By Marianne Sullivan, Source Senior Staff
Writer:
“Madison should not implement a tax freeze.”
Describing tax
freezes as “unpredictable,” the latest Ad Hoc Committee for Senior and Disabled
Property Tax Relief reported to the Board of Selectmen this week. Tax freezes
“eventually overwhelm the resources available to fund them” and they are “not
in the best interest of Madison’s
seniors, the disabled, or the town.”
The committee has
instead recommended amending the present tax abatement program. Under the new
recommendation, the town would maintain its present funding cap for tax
abatements–0.5 percent of the annual operating budget–and provide a pro-rata
distribution to eligible participants. The committee said it believed this
method “is a superior idea to a tax freeze.”
Under the
recommended Senior Tax Abatement Allocation (STAA):
• Eligible
participants will receive a pro-rata distribution of the entire funding cap,
currently set at just over $300,000 (0.5 percent of the operating budget)
• Income
qualifications that are in the current abatement program will be maintained (up
to $55,737, which is approximately half of the median Madison household income)
• To be eligible
participants must have paid real estate taxes in town for 10 years prior to
application.
The committee said
its recommendation represents a “more equitable distribution of the town’s
budget allocation than any type of tax freeze program.”
Presently 300
homeowners in Madison
qualify for tax abatement.
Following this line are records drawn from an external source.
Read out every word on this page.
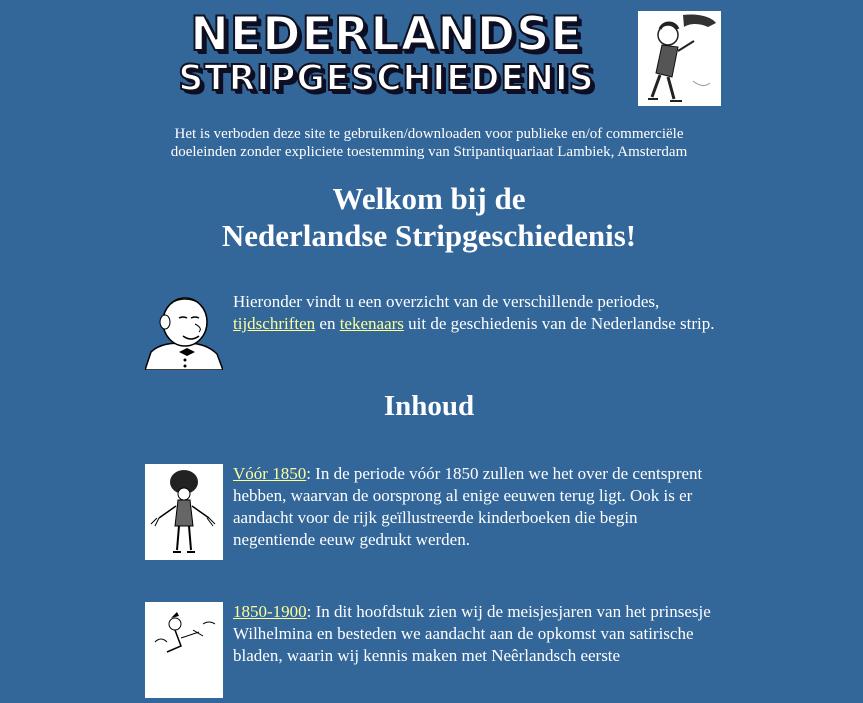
NEDERLANDSE
STRIPGESCHIEDENIS
Het is verboden deze site te gebruiken/downloaden voor publieke en/of commerciële doeleinden zonder expliciete toestemming van Stripantiquariaat Lambiek, Amsterdam
Welkom bij de
Nederlandse Stripgeschiedenis!
Hieronder vindt u een overzicht van de verschillende periodes, tijdschriften en tekenaars uit de geschiedenis van de Nederlandse strip.
Inhoud
Vóór 1850: In de periode vóór 1850 zullen we het over de centsprent hebben, waarvan de oorsprong al enige eeuwen terug ligt. Ook is er aandacht voor de rijk geïllustreerde kinderboeken die begin negentiende eeuw gedrukt werden.
1850-1900: In dit hoofdstuk zien wij de meisjesjaren van het prinsesje Wilhelmina en besteden we aandacht aan de opkomst van satirische bladen, waarin wij kennis maken met Neêrlandsch eerste
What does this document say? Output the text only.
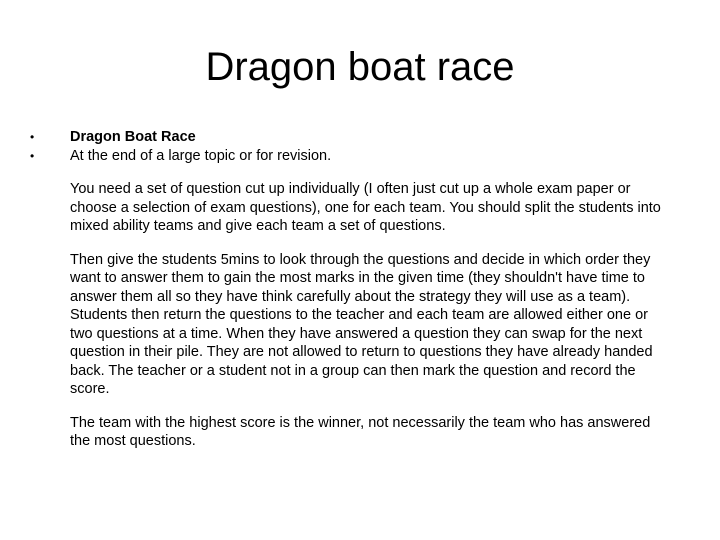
Dragon boat race
•	Dragon Boat Race
•	At the end of a large topic or for revision.

You need a set of question cut up individually (I often just cut up a whole exam paper or choose a selection of exam questions), one for each team. You should split the students into mixed ability teams and give each team a set of questions.

Then give the students 5mins to look through the questions and decide in which order they want to answer them to gain the most marks in the given time (they shouldn't have time to answer them all so they have think carefully about the strategy they will use as a team). Students then return the questions to the teacher and each team are allowed either one or two questions at a time. When they have answered a question they can swap for the next question in their pile. They are not allowed to return to questions they have already handed back. The teacher or a student not in a group can then mark the question and record the score.

The team with the highest score is the winner, not necessarily the team who has answered the most questions.
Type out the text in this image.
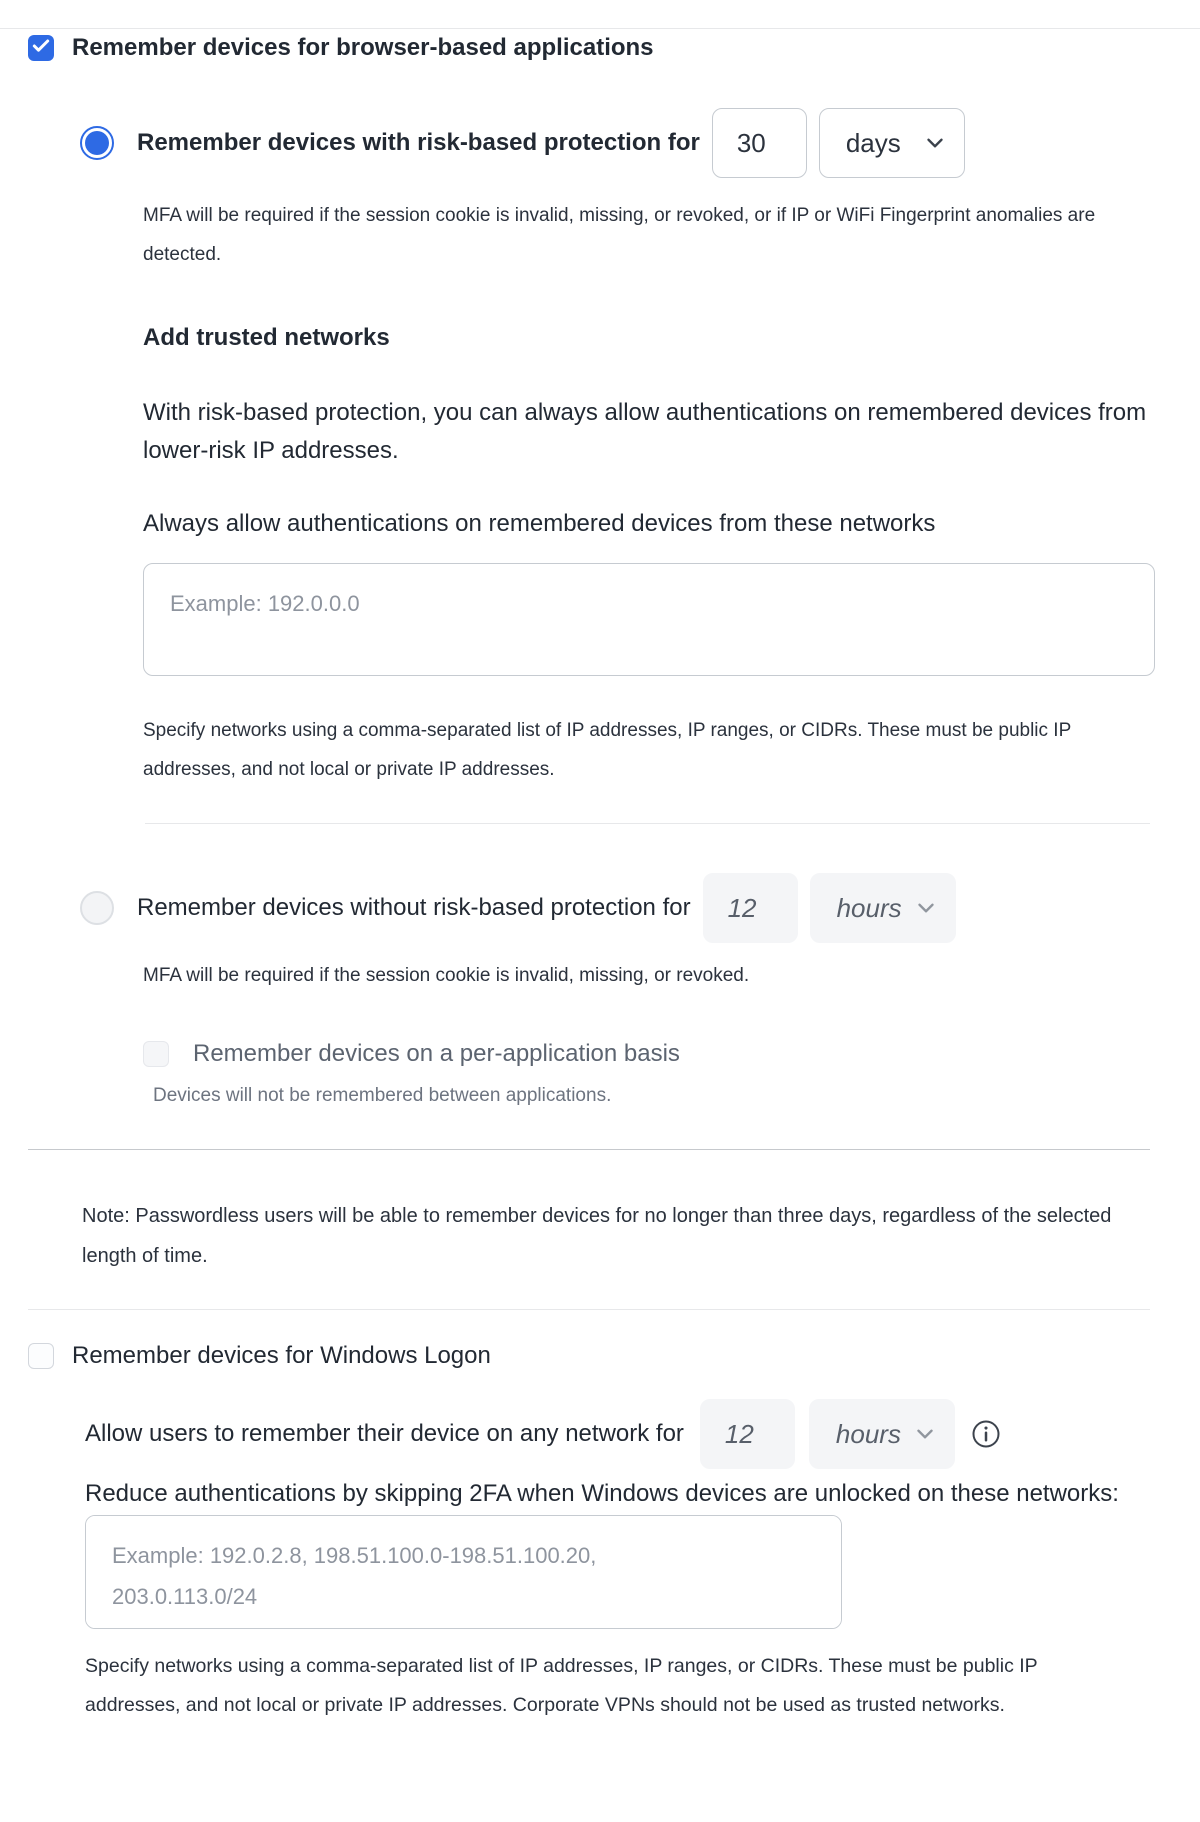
Remember devices for browser-based applications
Remember devices with risk-based protection for
30	days

MFA will be required if the session cookie is invalid, missing, or revoked, or if IP or WiFi Fingerprint anomalies are detected.

Add trusted networks

With risk-based protection, you can always allow authentications on remembered devices from lower-risk IP addresses.

Always allow authentications on remembered devices from these networks

Example: 192.0.0.0

Specify networks using a comma-separated list of IP addresses, IP ranges, or CIDRs. These must be public IP addresses, and not local or private IP addresses.

Remember devices without risk-based protection for
12	hours

MFA will be required if the session cookie is invalid, missing, or revoked.

Remember devices on a per-application basis

Devices will not be remembered between applications.

Note: Passwordless users will be able to remember devices for no longer than three days, regardless of the selected length of time.

Remember devices for Windows Logon
Allow users to remember their device on any network for
12	hours

Reduce authentications by skipping 2FA when Windows devices are unlocked on these networks:

Example: 192.0.2.8, 198.51.100.0-198.51.100.20, 203.0.113.0/24

Specify networks using a comma-separated list of IP addresses, IP ranges, or CIDRs. These must be public IP addresses, and not local or private IP addresses. Corporate VPNs should not be used as trusted networks.
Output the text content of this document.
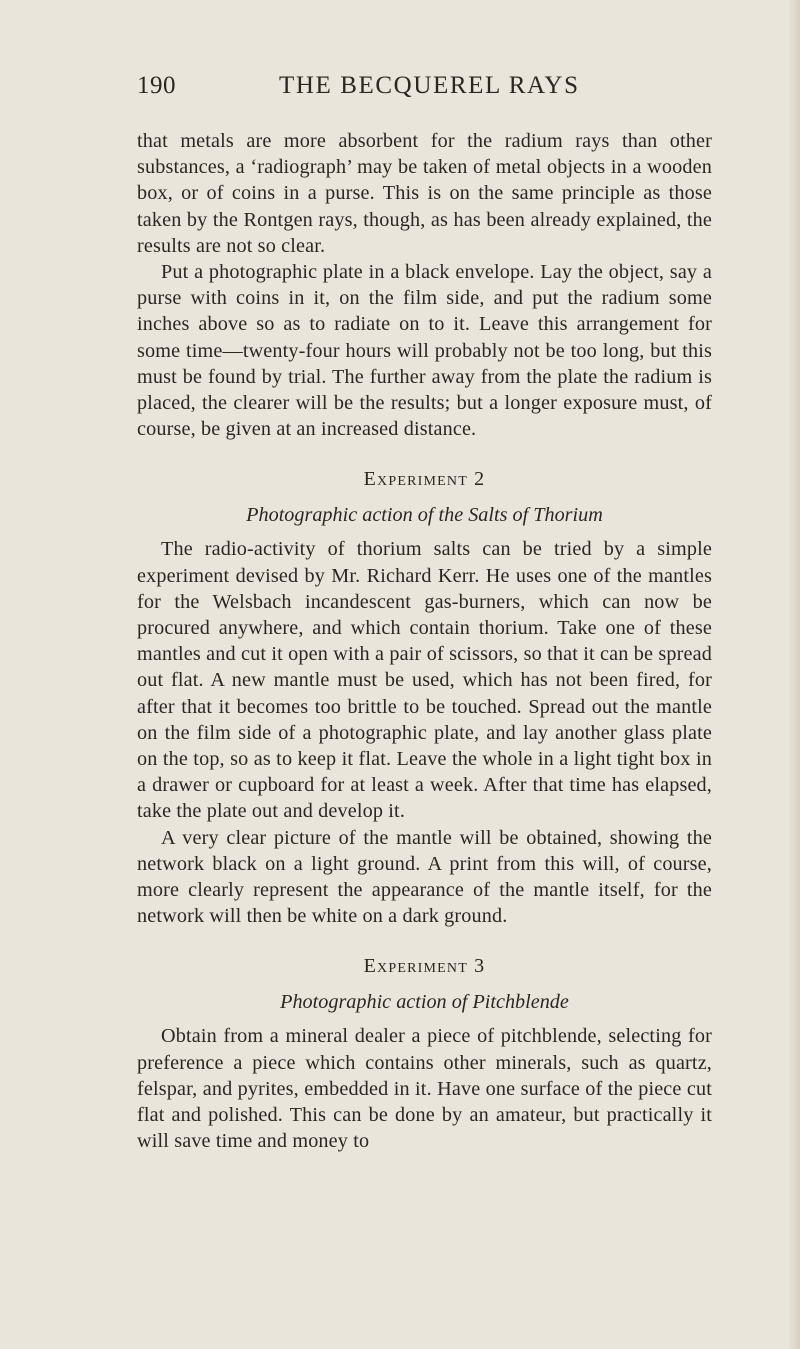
190	THE BECQUEREL RAYS

that metals are more absorbent for the radium rays than other substances, a ‘radiograph’ may be taken of metal objects in a wooden box, or of coins in a purse. This is on the same principle as those taken by the Rontgen rays, though, as has been already explained, the results are not so clear.

Put a photographic plate in a black envelope. Lay the object, say a purse with coins in it, on the film side, and put the radium some inches above so as to radiate on to it. Leave this arrangement for some time—twenty-four hours will probably not be too long, but this must be found by trial. The further away from the plate the radium is placed, the clearer will be the results; but a longer exposure must, of course, be given at an increased distance.

Experiment 2
Photographic action of the Salts of Thorium

The radio-activity of thorium salts can be tried by a simple experiment devised by Mr. Richard Kerr. He uses one of the mantles for the Welsbach incandescent gas-burners, which can now be procured anywhere, and which contain thorium. Take one of these mantles and cut it open with a pair of scissors, so that it can be spread out flat. A new mantle must be used, which has not been fired, for after that it becomes too brittle to be touched. Spread out the mantle on the film side of a photographic plate, and lay another glass plate on the top, so as to keep it flat. Leave the whole in a light tight box in a drawer or cupboard for at least a week. After that time has elapsed, take the plate out and develop it.

A very clear picture of the mantle will be obtained, showing the network black on a light ground. A print from this will, of course, more clearly represent the appearance of the mantle itself, for the network will then be white on a dark ground.

Experiment 3
Photographic action of Pitchblende

Obtain from a mineral dealer a piece of pitchblende, selecting for preference a piece which contains other minerals, such as quartz, felspar, and pyrites, embedded in it. Have one surface of the piece cut flat and polished. This can be done by an amateur, but practically it will save time and money to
For the present fiscal year, had this program been
in effect, each of those homeowners would have received a $1,038 abatement. The
committee added, “When combined with state circuit breaker credits, lower
income participants would have received up to $2,038.”
The recommended
plan, which essentially divides the tax abatement allocation each year by the
number of qualified homeowners, “distributes a meaningful benefit to the
largest number of qualified participants.” It is also “much simpler and easier
to administer than a tax freeze.”
This is the second
committee named by a Board of Selectmen to study senior tax relief. The first
study committee produced an exhaustive review of all tax relief programs, both
state and local, and recommended changes to the abatement and deferral programs
then in place. Although those changes were made, calls from a number of seniors
asking for a senior tax freeze prodded the present selectmen to name this
second study group.
The group completed
its own research and talked at length with officials from neighboring Guilford, where a tax
freeze had been in place for a number of years. A recent revaluation, however,
had required Guilford
to allocate additional funds to the program. This is the incident that led the
committee to consider tax freezes “unpredictable and extremely expensive.”
The committee
contended tax freezes “are not sustainable because of compounding and
revaluations. They create expectations that cannot be met, causing hardships to
both participants and town government.”
Under the present
program, the committee said, the current average abatement is $525, however,
under the amended plan proposed the average benefit would be $1,038.
The committee
recommended maintenance of the funding cap at 0.5 percent of the operating budget.
Other recommendations for change included:
• 10 years of prior
real estate property taxes, rather than the present one year, with
grandfathered rights for those affected by the change
• No income
differential within the program
• A hardship exception
to income qualifications
• No grandfathered
rights if the program is terminated or modified
• Mandatory periodic
review of the program every three years.